The bill says NGOs that "sponsor, organise or otherwise support a third-country national's entry or stay in Hungary via a safe third country in order to ensure international protection" qualify as organisations that support migration.

The definition also includes organisations that do advocacy work, recruit volunteers, and produce and distribute information material.

Under the bill, these organisations would have to be approved by the Hungarian interior minister, who could deny permission if he saw a "national security risk".

The bill would also impose a 25 percent tax on foreign donations to NGOs that help migration in Hungary.

If organisations fail to comply, Hungarian prosecutors could withdraw their tax number, impose punishing fines, and eventually dissolve them.

The government argues that the bill aims to deter illegal immigration, which Orban claims erodes European identity and security and has been promoted by Soros and organisations partially funded through his foundations.

The third element of the bill would have activists who support migration - or whose presence and activities are contrary to Hungary's national security interests - face restraining orders to prevent them from approaching the EU's external borders in Hungary.

Any foreign citizen seen to be supporting migration could be banned from Hungary entirely.

Orban's government has also continued a media campaign against Soros, claiming that the Hungarian-born Jewish businessman wants to "settle millions from Africa and the Middle East".

"The proposed laws are not about George Soros and the Open Society Foundations," Soros's foundation said in a statement last month when news of the planned bill broke.

"Their aim is to criminalise civil society and to impose stigma on the last remaining independent voices in Hungary that are not controlled by the ruling party, three months before the parliamentary election," the statement added.

Hungary had already tightened rules on NGOs last year. The European Commission said that the legislation broke EU rules and referred Budapest to the European Court of Justice over the issue.

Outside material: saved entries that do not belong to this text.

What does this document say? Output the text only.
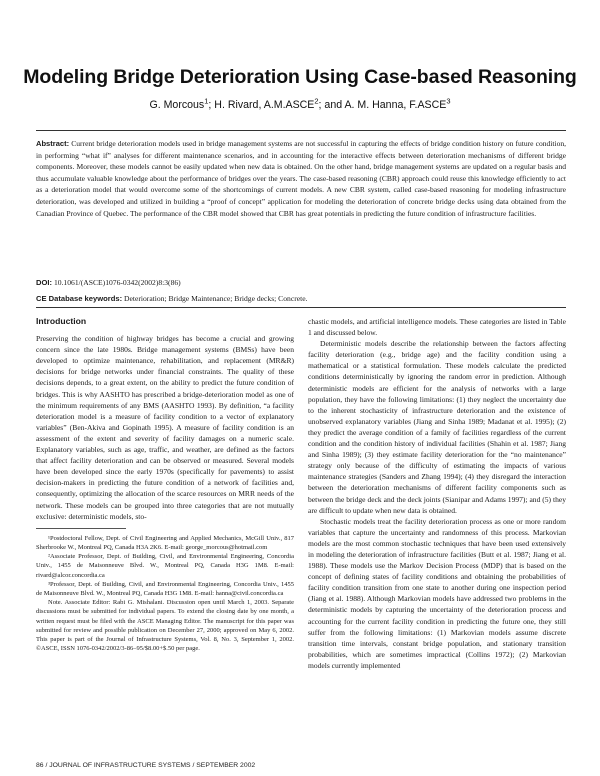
Modeling Bridge Deterioration Using Case-based Reasoning
G. Morcous$^1$; H. Rivard, A.M.ASCE$^2$; and A. M. Hanna, F.ASCE$^3$
Abstract: Current bridge deterioration models used in bridge management systems are not successful in capturing the effects of bridge condition history on future condition, in performing “what if” analyses for different maintenance scenarios, and in accounting for the interactive effects between deterioration mechanisms of different bridge components. Moreover, these models cannot be easily updated when new data is obtained. On the other hand, bridge management systems are updated on a regular basis and thus accumulate valuable knowledge about the performance of bridges over the years. The case-based reasoning (CBR) approach could reuse this knowledge efficiently to act as a deterioration model that would overcome some of the shortcomings of current models. A new CBR system, called case-based reasoning for modeling infrastructure deterioration, was developed and utilized in building a “proof of concept” application for modeling the deterioration of concrete bridge decks using data obtained from the Canadian Province of Quebec. The performance of the CBR model showed that CBR has great potentials in predicting the future condition of infrastructure facilities.
DOI: 10.1061/(ASCE)1076-0342(2002)8:3(86)
CE Database keywords: Deterioration; Bridge Maintenance; Bridge decks; Concrete.
Introduction

Preserving the condition of highway bridges has become a crucial and growing concern since the late 1980s. Bridge management systems (BMSs) have been developed to optimize maintenance, rehabilitation, and replacement (MR&R) decisions for bridge networks under financial constraints. The quality of these decisions depends, to a great extent, on the ability to predict the future condition of bridges. This is why AASHTO has prescribed a bridge-deterioration model as one of the minimum requirements of any BMS (AASHTO 1993). By definition, “a facility deterioration model is a measure of facility condition to a vector of explanatory variables” (Ben-Akiva and Gopinath 1995). A measure of facility condition is an assessment of the extent and severity of facility damages on a numeric scale. Explanatory variables, such as age, traffic, and weather, are defined as the factors that affect facility deterioration and can be observed or measured. Several models have been developed since the early 1970s (specifically for pavements) to assist decision-makers in predicting the future condition of a network of facilities and, consequently, optimizing the allocation of the scarce resources on MRR needs of the network. These models can be grouped into three categories that are not mutually exclusive: deterministic models, sto-

¹Postdoctoral Fellow, Dept. of Civil Engineering and Applied Mechanics, McGill Univ., 817 Sherbrooke W., Montreal PQ, Canada H3A 2K6. E-mail: george_morcous@hotmail.com

²Associate Professor, Dept. of Building, Civil, and Environmental Engineering, Concordia Univ., 1455 de Maisonneuve Blvd. W., Montreal PQ, Canada H3G 1M8. E-mail: rivard@alcor.concordia.ca

³Professor, Dept. of Building, Civil, and Environmental Engineering, Concordia Univ., 1455 de Maisonneuve Blvd. W., Montreal PQ, Canada H3G 1M8. E-mail: hanna@civil.concordia.ca

Note. Associate Editor: Rabi G. Mishalani. Discussion open until March 1, 2003. Separate discussions must be submitted for individual papers. To extend the closing date by one month, a written request must be filed with the ASCE Managing Editor. The manuscript for this paper was submitted for review and possible publication on December 27, 2000; approved on May 6, 2002. This paper is part of the Journal of Infrastructure Systems, Vol. 8, No. 3, September 1, 2002. ©ASCE, ISSN 1076-0342/2002/3-86–95/$8.00+$.50 per page.

chastic models, and artificial intelligence models. These categories are listed in Table 1 and discussed below.

Deterministic models describe the relationship between the factors affecting facility deterioration (e.g., bridge age) and the facility condition using a mathematical or a statistical formulation. These models calculate the predicted conditions deterministically by ignoring the random error in prediction. Although deterministic models are efficient for the analysis of networks with a large population, they have the following limitations: (1) they neglect the uncertainty due to the inherent stochasticity of infrastructure deterioration and the existence of unobserved explanatory variables (Jiang and Sinha 1989; Madanat et al. 1995); (2) they predict the average condition of a family of facilities regardless of the current condition and the condition history of individual facilities (Shahin et al. 1987; Jiang and Sinha 1989); (3) they estimate facility deterioration for the “no maintenance” strategy only because of the difficulty of estimating the impacts of various maintenance strategies (Sanders and Zhang 1994); (4) they disregard the interaction between the deterioration mechanisms of different facility components such as between the bridge deck and the deck joints (Sianipar and Adams 1997); and (5) they are difficult to update when new data is obtained.

Stochastic models treat the facility deterioration process as one or more random variables that capture the uncertainty and randomness of this process. Markovian models are the most common stochastic techniques that have been used extensively in modeling the deterioration of infrastructure facilities (Butt et al. 1987; Jiang et al. 1988). These models use the Markov Decision Process (MDP) that is based on the concept of defining states of facility conditions and obtaining the probabilities of facility condition transition from one state to another during one inspection period (Jiang et al. 1988). Although Markovian models have addressed two problems in the deterministic models by capturing the uncertainty of the deterioration process and accounting for the current facility condition in predicting the future one, they still suffer from the following limitations: (1) Markovian models assume discrete transition time intervals, constant bridge population, and stationary transition probabilities, which are sometimes impractical (Collins 1972); (2) Markovian models currently implemented

86 / JOURNAL OF INFRASTRUCTURE SYSTEMS / SEPTEMBER 2002
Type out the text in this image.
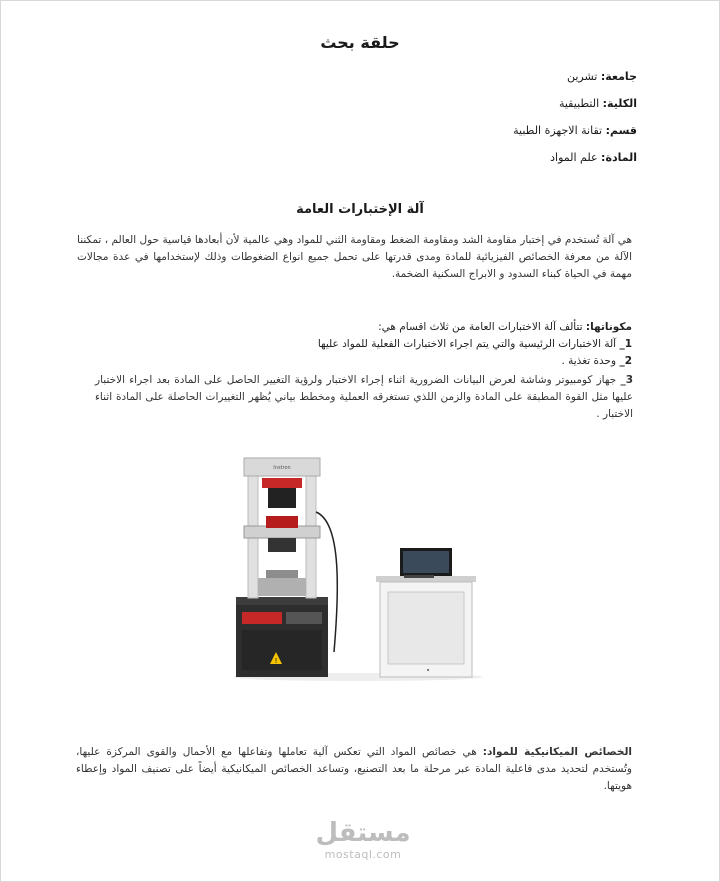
حلقة بحث
جامعة: تشرين
الكلية: التطبيقية
قسم: تقانة الاجهزة الطبية
المادة: علم المواد
آلة الإختبارات العامة
هي آلة تُستخدم في إختبار مقاومة الشد ومقاومة الضغط ومقاومة الثني للمواد وهي عالمية لأن أبعادها قياسية حول العالم ، تمكننا الآلة من معرفة الخصائص الفيزيائية للمادة ومدى قدرتها على تحمل جميع انواع الضغوطات وذلك لإستخدامها في عدة مجالات مهمة في الحياة كبناء السدود و الابراج السكنية الضخمة.
مكوناتها: تتألف آلة الاختبارات العامة من ثلاث اقسام هي:
1_ آلة الاختبارات الرئيسية والتي يتم اجراء الاختبارات الفعلية للمواد عليها
2_ وحدة تغذية .
3_ جهاز كومبيوتر وشاشة لعرض البيانات الضرورية اثناء إجراء الاختبار ولرؤية التغيير الحاصل على المادة بعد اجراء الاختبار عليها مثل القوة المطبقة على المادة والزمن اللذي تستغرقه العملية ومخطط بياني يُظهر التغييرات الحاصلة على المادة اثناء الاختبار .
!
Instron
▪
الخصائص الميكانيكية للمواد: هي خصائص المواد التي تعكس آلية تعاملها وتفاعلها مع الأحمال والقوى المركزة عليها، وتُستخدم لتحديد مدى فاعلية المادة عبر مرحلة ما بعد التصنيع، وتساعد الخصائص الميكانيكية أيضاً على تصنيف المواد وإعطاء هويتها.
مستقل
mostaql.com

Human rights group Amnesty International on Wednesday (14 February) called the bill "deeply disturbing and unjustified assault on civil society".

"In reality, these proposals have nothing to do with protecting national security or borders, and everything [to do] with muzzling those who work to assist people in need and dare to raise their voices," Gauri van Gulik, the organisation's Europe director said in a statement.

Viktor Orban, in a speech to Fidesz's parliamentary group on Wednesday, said that the stakes at the election are whether to have an independent government after the ballot or one that is exposed to blackmail.

"A government that can be blackmailed will give up national independence and transform Hungary into an immigrant country," Orban said, according to pro-government daily newspaper Magyar Idok.

Orban claimed that foreign economic and political interest groups, with the leadership of George Soros, want a weak and blackmailed government in Hungary.